Edwardian c 1901 - 1915 - With the flourishing of the automobile, airplane and movie industries, new wealth radiated among the upper and middle classes. The color of choice during this period of luxury was white, especially in diamonds. Platinum now became the metal of choice as its strength allowed for the more delicate, intricate, lacy patterns. Filigree as well as decorative motifs such as flowers, bows, ribbons, tassels and swags depicted the refined elegance and luxury of this period. White gold became the substitute for platinum as the more affordable of the metals, especially during W.W.I.

Art Nouveau c 1890 - 1919 - Turn of the century uncertainty created a sense of mystery and fantasy that prevailed in design. Much more noticeable in architecture, furniture and textile design, the period afforded jewelry a new approach highlighting the designers creativity rather than the value of materials used. The accent on femininity and the female form prevailed and nature motifs remained strong. International influences emerged in jewelry shown through the Asian influence. Enamel, glass and near colorless stones like moonstone and opal were important during this period.

Art Deco c 1920 - 1935 - An era of decadence and "The Roaring Twenties" is followed by the Great Depression brought on by the crash of the stock market in 1929. This new period of transformation was evident in everything from women's role in society, to what was happening around the globe. The discovery of King Tut's tomb in 1922 brought forth Egyptian influences with motifs like the scarab, sphinx and falcon. Eastern influences continued strong and were evident with the use of jade, coral and ivory. New, geometric cuts were developed giving gems a distinct look - the baguette, emerald, triangle and the shield cut became widely used. With Cubism dictating symmetry and geometry, jewelry takes on a new more streamlined look. The new boyish silhouette in fashion was accessorized with long earrings, diamond watches, pearls and beads, and Cocktail rings accented by the use of colored stones such as emeralds, sapphires and rubies.
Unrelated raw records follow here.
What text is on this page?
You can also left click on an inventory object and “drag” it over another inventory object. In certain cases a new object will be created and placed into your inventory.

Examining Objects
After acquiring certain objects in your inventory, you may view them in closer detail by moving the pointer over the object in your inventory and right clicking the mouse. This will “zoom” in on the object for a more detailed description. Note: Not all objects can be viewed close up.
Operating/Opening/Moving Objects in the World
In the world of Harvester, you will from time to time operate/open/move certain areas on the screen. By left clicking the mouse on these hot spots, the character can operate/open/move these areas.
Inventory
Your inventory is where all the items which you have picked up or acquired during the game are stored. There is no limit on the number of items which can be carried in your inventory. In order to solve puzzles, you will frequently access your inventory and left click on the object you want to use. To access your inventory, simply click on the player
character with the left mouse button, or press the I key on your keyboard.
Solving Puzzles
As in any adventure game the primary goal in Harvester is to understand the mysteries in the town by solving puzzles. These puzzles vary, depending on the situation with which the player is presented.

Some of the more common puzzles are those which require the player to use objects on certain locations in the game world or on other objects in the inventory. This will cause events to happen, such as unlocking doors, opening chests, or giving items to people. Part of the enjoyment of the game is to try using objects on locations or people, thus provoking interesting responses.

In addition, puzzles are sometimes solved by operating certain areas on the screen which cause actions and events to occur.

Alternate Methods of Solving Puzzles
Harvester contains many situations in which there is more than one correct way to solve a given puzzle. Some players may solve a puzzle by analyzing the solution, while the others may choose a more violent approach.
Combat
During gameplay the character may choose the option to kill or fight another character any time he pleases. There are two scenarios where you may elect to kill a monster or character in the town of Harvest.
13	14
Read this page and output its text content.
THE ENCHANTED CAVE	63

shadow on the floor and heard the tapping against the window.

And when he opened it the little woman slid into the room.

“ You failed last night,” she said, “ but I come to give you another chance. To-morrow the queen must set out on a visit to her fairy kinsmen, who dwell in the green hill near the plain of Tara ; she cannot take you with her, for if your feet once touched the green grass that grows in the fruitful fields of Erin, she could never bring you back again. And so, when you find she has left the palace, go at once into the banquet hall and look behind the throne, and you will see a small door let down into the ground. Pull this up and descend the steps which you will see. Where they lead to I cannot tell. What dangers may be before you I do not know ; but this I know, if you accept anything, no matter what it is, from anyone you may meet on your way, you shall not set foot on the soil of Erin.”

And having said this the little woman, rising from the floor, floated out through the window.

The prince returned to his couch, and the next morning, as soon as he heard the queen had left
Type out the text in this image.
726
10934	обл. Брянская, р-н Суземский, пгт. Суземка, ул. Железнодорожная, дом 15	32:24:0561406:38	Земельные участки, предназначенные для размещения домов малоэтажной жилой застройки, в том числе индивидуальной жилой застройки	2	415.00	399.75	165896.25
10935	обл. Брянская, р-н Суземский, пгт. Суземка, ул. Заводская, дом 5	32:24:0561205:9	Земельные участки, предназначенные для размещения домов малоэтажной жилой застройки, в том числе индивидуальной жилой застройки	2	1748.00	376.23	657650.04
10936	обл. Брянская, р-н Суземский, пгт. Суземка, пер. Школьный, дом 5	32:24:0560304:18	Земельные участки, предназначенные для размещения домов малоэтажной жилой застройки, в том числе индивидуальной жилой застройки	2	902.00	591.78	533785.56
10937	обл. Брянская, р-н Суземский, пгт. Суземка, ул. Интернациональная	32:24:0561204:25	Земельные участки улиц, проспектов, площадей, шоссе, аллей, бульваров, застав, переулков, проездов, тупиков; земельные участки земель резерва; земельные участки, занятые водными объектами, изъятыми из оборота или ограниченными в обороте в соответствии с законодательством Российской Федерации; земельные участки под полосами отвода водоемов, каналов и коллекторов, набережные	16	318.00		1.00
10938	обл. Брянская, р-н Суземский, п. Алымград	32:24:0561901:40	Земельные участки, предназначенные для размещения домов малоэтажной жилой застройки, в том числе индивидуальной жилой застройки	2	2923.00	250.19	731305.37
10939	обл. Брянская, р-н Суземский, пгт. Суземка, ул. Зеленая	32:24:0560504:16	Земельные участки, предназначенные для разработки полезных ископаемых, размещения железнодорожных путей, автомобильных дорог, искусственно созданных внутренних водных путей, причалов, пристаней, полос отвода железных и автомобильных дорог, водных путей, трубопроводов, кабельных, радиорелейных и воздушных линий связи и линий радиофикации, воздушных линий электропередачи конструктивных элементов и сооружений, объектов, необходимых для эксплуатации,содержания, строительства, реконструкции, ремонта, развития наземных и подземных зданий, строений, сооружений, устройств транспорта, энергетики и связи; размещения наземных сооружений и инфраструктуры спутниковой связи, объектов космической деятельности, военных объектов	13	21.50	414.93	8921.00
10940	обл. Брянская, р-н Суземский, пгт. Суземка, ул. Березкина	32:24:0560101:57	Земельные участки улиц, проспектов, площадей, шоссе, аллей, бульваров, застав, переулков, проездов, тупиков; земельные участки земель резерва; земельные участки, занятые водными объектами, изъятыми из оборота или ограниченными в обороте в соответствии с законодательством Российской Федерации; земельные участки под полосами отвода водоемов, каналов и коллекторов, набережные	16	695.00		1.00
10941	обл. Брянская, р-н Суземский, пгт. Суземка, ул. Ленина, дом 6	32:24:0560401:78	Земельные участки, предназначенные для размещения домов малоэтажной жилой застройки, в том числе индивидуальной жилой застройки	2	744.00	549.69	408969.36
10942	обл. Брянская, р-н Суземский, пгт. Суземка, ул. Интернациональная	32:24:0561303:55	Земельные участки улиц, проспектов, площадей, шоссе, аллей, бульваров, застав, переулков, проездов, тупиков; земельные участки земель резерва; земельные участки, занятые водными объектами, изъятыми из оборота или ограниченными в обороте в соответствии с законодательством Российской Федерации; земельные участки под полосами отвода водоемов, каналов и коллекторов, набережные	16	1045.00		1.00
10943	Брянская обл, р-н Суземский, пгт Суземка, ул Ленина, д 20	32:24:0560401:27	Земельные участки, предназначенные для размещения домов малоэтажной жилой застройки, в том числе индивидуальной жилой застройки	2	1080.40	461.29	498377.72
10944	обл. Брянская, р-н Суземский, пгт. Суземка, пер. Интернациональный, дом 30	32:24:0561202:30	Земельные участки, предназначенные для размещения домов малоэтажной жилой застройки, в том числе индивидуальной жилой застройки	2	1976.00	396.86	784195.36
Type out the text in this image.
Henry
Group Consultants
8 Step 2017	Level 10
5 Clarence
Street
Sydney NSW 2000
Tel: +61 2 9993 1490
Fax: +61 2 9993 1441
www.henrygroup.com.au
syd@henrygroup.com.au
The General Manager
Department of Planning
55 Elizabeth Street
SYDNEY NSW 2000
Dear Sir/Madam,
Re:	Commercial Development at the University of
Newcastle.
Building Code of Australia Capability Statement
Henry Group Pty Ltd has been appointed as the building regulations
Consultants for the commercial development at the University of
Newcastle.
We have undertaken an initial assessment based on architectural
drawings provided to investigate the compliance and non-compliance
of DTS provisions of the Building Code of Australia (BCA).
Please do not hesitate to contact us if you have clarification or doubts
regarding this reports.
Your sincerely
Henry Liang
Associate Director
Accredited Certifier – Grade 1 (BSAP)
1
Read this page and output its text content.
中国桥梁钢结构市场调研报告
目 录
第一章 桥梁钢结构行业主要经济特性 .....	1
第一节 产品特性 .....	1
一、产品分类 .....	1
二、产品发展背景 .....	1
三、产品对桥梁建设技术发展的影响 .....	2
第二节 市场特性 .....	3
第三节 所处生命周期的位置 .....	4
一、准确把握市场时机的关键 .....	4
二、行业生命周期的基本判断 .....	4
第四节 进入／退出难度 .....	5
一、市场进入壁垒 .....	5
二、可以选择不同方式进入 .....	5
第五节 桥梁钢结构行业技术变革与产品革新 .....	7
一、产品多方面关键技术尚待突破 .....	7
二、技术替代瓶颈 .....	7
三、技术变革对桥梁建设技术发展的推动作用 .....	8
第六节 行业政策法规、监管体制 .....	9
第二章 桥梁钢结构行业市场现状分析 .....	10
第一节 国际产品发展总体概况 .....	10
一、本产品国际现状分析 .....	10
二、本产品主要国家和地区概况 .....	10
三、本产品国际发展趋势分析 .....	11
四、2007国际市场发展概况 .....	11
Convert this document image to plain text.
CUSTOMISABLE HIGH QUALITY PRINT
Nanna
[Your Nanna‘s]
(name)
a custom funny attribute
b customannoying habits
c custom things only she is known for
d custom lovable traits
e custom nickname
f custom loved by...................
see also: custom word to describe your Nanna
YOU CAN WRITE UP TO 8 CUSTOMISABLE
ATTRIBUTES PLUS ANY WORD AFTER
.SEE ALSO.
Retro c 1935 - 1950 - The glamour of Hollywood was reflected in jewelry through the thirties and forties. Larger, cluster rings, bracelets, watches and necklaces took on new proportions. Wartime restrictions brought importance to yellow gold again as the use of platinum was limited. Synthetic stones like rubies and sapphires gained importance as they were affordable, largely available and exempt from luxury taxes. Citrine and aquamarine stones became predominant in jewelry of this period, especially in larger, rectangular cuts. Retro jewelry often combines gold alloys using yellow, rose and green.